An Is It Cracked community poll with more than 10,000 votes shows a clear chill toward hypervisor-style protections on PC. A majority, 58%, say they are not in favor of hypervisor approaches, while 24% support them and 19% remain undecided. Percentages are rounded, which is why they add up to roughly 101%.
What the numbers say
At a high level, roughly three out of five respondents pushed back on hypervisor-level defenses, around one in four were comfortable with them, and just under one in five haven’t made up their mind. In raw terms, that’s approximately 5,800 votes against, 2,400 in favor, and 1,900 undecided out of 10,000-plus total responses.
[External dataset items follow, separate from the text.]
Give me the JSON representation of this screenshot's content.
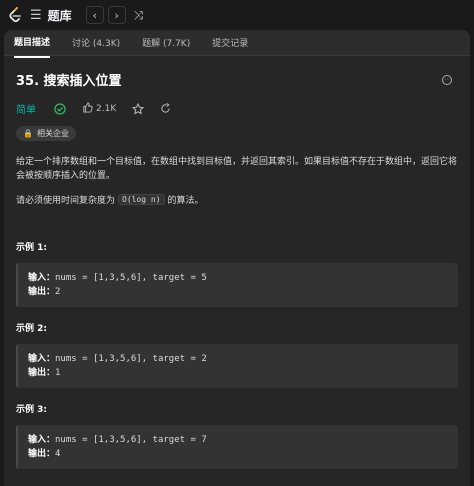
{
  "app": {
    "title": "题库",
    "menu_icon": "list-icon",
    "prev_label": "‹",
    "next_label": "›",
    "shuffle_icon": "shuffle-icon"
  },
  "tabs": [
    {
      "label": "题目描述",
      "active": true
    },
    {
      "label": "讨论 (4.3K)",
      "active": false
    },
    {
      "label": "题解 (7.7K)",
      "active": false
    },
    {
      "label": "提交记录",
      "active": false
    }
  ],
  "problem": {
    "title": "35. 搜索插入位置",
    "difficulty": "简单",
    "likes": "2.1K",
    "company_tag": "相关企业",
    "description": "给定一个排序数组和一个目标值，在数组中找到目标值，并返回其索引。如果目标值不存在于数组中，返回它将会被按顺序插入的位置。",
    "complexity_prefix": "请必须使用时间复杂度为",
    "complexity_code": "O(log n)",
    "complexity_suffix": "的算法。"
  },
  "examples": [
    {
      "title": "示例 1:",
      "input_label": "输入：",
      "input": "nums = [1,3,5,6], target = 5",
      "output_label": "输出：",
      "output": "2"
    },
    {
      "title": "示例 2:",
      "input_label": "输入：",
      "input": "nums = [1,3,5,6], target = 2",
      "output_label": "输出：",
      "output": "1"
    },
    {
      "title": "示例 3:",
      "input_label": "输入：",
      "input": "nums = [1,3,5,6], target = 7",
      "output_label": "输出：",
      "output": "4"
    }
  ],
  "colors": {
    "accent_easy": "#00b8a3",
    "accept_green": "#2cbb5d",
    "brand_orange": "#ffa116"
  }
}
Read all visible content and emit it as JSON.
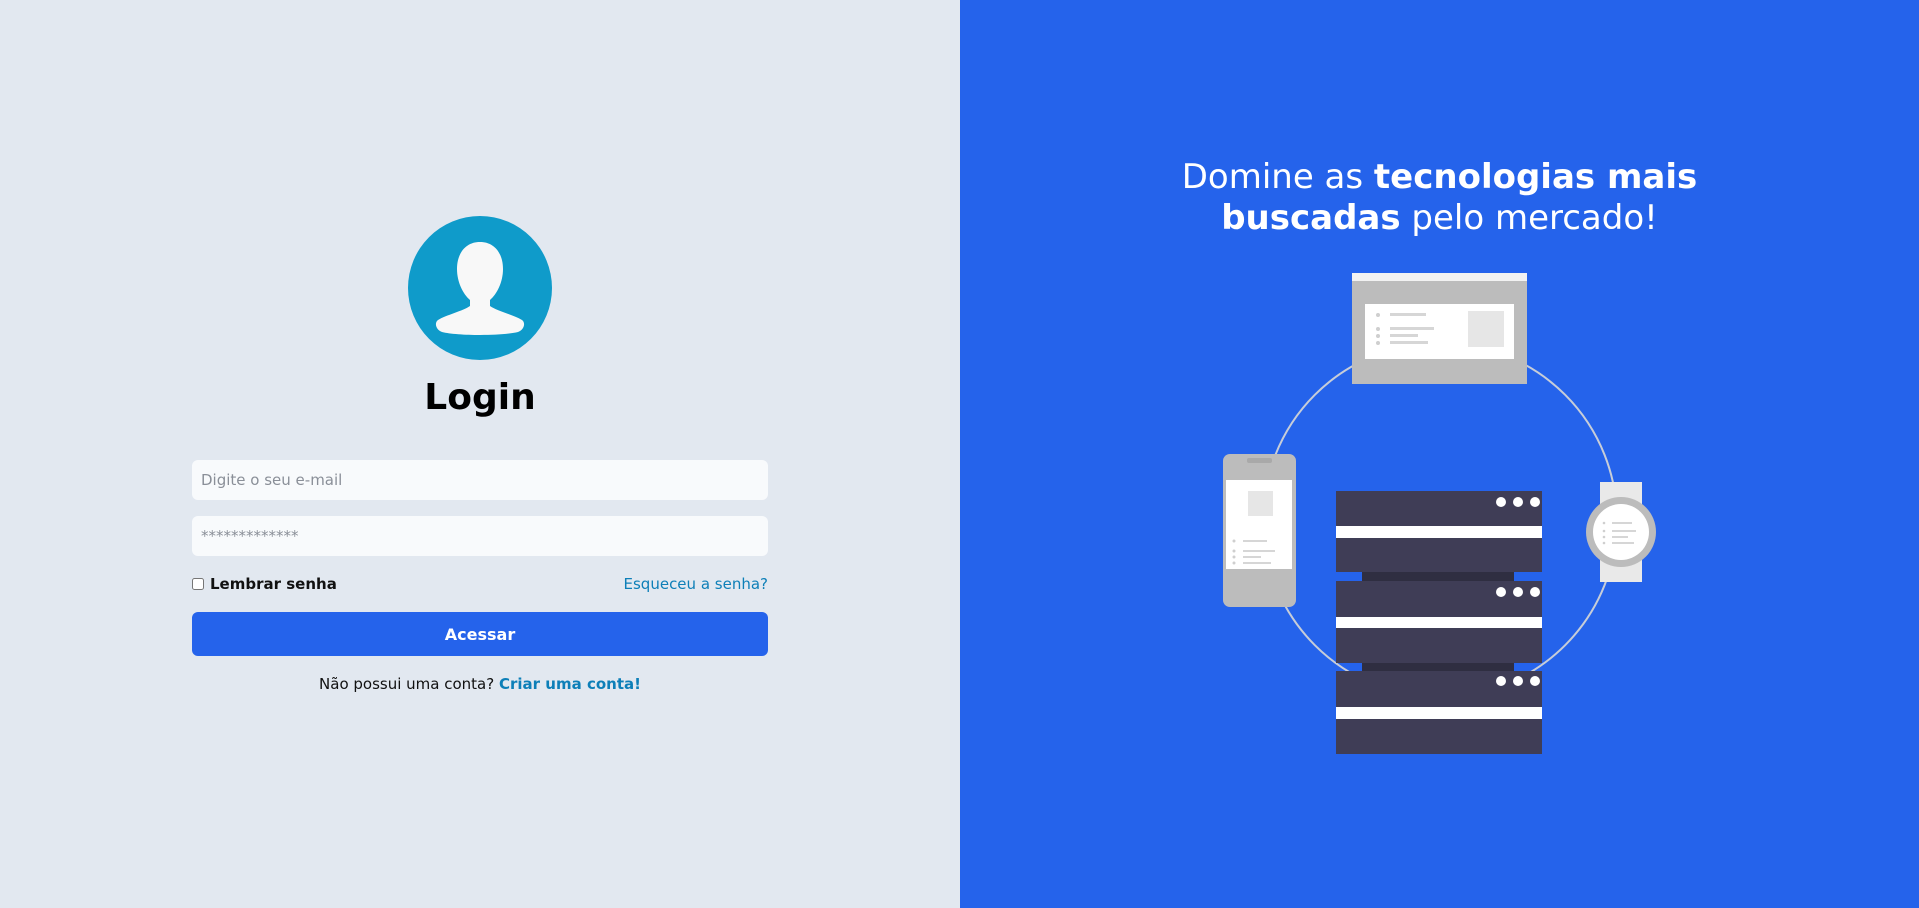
{
  "login": {
    "title": "Login",
    "email_placeholder": "Digite o seu e-mail",
    "password_placeholder": "*************",
    "remember_label": "Lembrar senha",
    "forgot_label": "Esqueceu a senha?",
    "submit_label": "Acessar",
    "signup_prompt": "Não possui uma conta?",
    "signup_link": "Criar uma conta!"
  },
  "promo": {
    "headline_part1": "Domine as ",
    "headline_bold1": "tecnologias mais",
    "headline_bold2": "buscadas",
    "headline_part2": " pelo mercado!"
  },
  "colors": {
    "left_bg": "#e2e8f0",
    "right_bg": "#2563eb",
    "avatar_bg": "#0f9bca",
    "button_bg": "#2563eb",
    "link": "#0d7fb8"
  },
  "icons": {
    "avatar": "user-silhouette-icon"
  }
}
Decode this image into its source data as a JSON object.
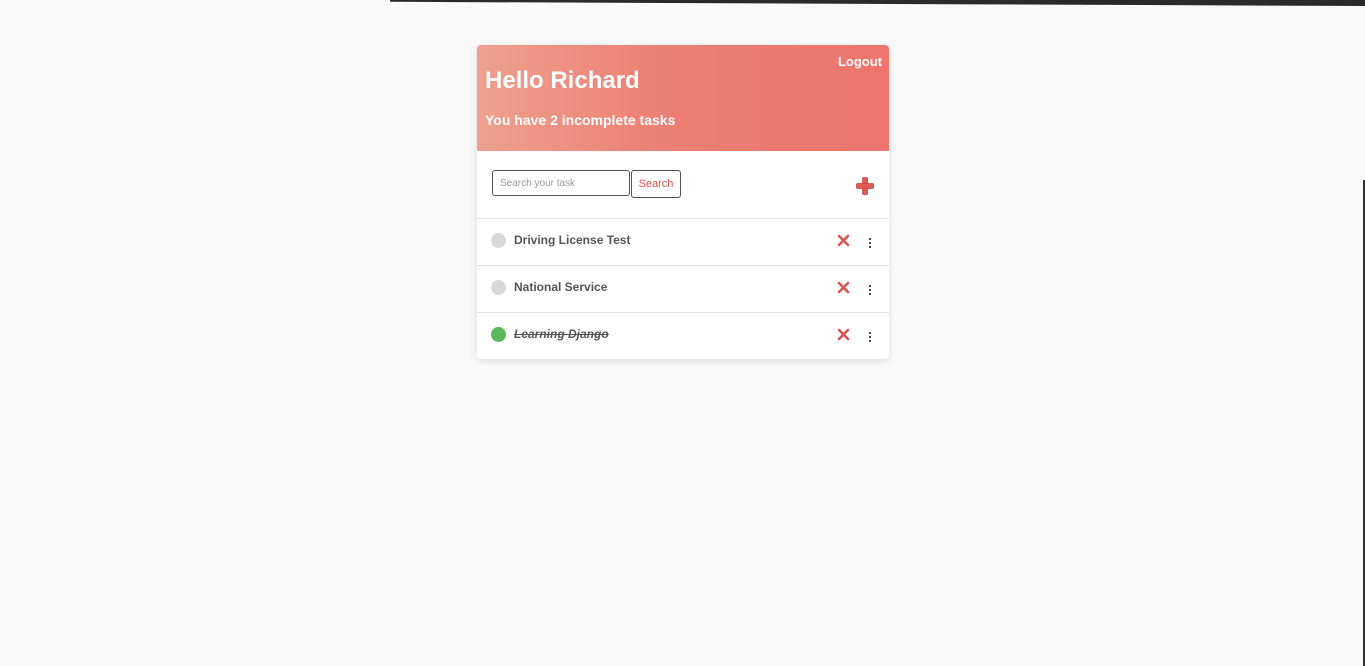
{
  "header": {
    "logout_label": "Logout",
    "greeting": "Hello Richard",
    "subtitle": "You have 2 incomplete tasks",
    "gradient_start": "#eea08e",
    "gradient_end": "#ec756e"
  },
  "toolbar": {
    "search_placeholder": "Search your task",
    "search_value": "",
    "search_button_label": "Search",
    "add_icon": "plus-icon"
  },
  "tasks": [
    {
      "title": "Driving License Test",
      "completed": false
    },
    {
      "title": "National Service",
      "completed": false
    },
    {
      "title": "Learning Django",
      "completed": true
    }
  ],
  "colors": {
    "accent": "#d9534f",
    "complete": "#5cb85c",
    "incomplete": "#d8d8d8"
  }
}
Why hypervisor splits opinion
Hypervisor-based tech sits closer to the metal than traditional DRM protections. By virtualizing or asserting control over low-level system behavior, it can make debuggers and tampering tools far less effective. That promise comes with tradeoffs players routinely worry about: performance overhead, compatibility headaches, complexity that’s hard to audit, and the feeling that system-level controls don’t fully switch off even when you exit the game.
Supporters point to reduced cheating in competitive modes and stronger defenses for premium single‑player releases that are frequent targets for day‑one cracks. Skeptics argue that heavy-handed protections can punish paying customers more than bad actors, and that the PC’s openness is a feature, not a bug.